Treatment discontinuation due to TEAEs was lower in D-VMP than VMP recipients be it among patients aged ≥75 years (8 percent vs 16 percent) or <75 years (4 percent vs 6 percent), while 36 and 24 percent of patients on D-VMP aged ≥75 years and <75 years, respectively, experienced infusion-related reactions with a majority occurring during the first infusion.
D-VMP exhibited acceptable tolerability in all age groups, with no new safety signals emerging, a low rate of grade 3–4 peripheral sensory neuropathy, and comparable grade 3–4 infection rates between elderly patients and the overall population, said Cavo.
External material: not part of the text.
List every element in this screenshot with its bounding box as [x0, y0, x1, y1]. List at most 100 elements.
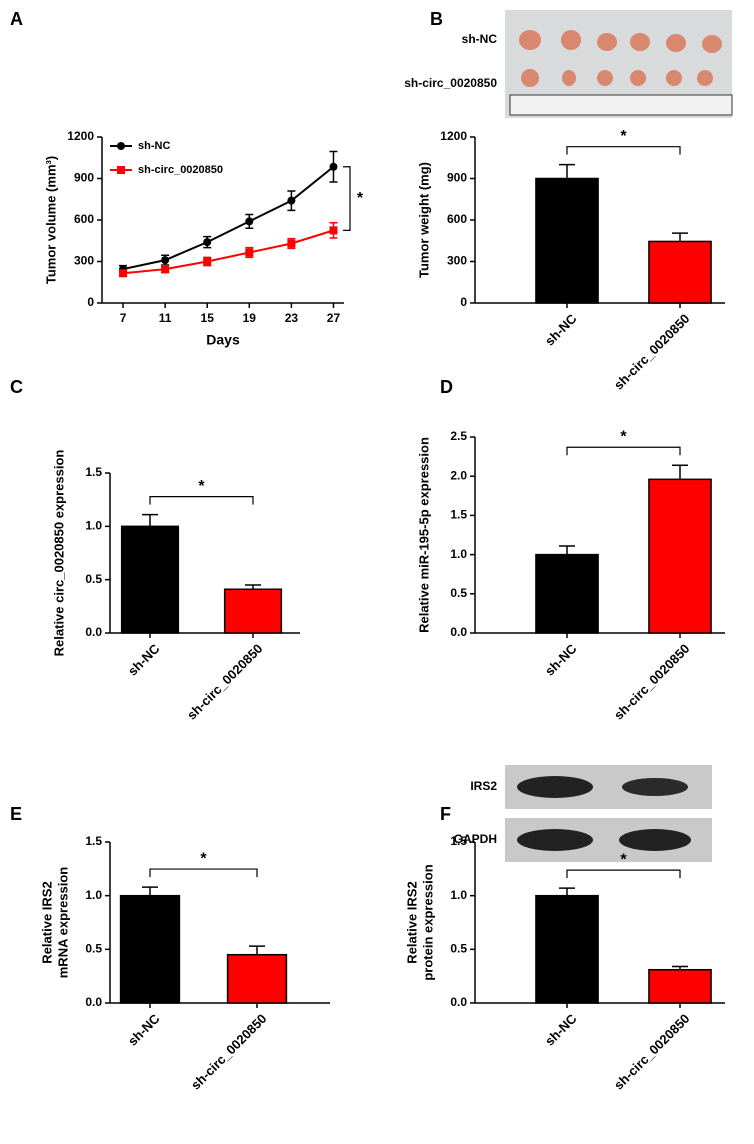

Potential treatment for elderly patients
“The risk of MM increases with age … and approximately one-third of patients will receive their diagnosis when they are older than 75 years,” said Cavo.
“Elderly patients typically have decreased performance status and increased comorbidities and both these findings affect their ability to … tolerate treatments,” he said. They are also typically excluded from ASCT, with VMP being the standard-of-care treatment, he said.
“This sub-analysis of the [ALCYONE] study supports the efficacy of D-VMP in patients aged ≥75 years,” said Cavo.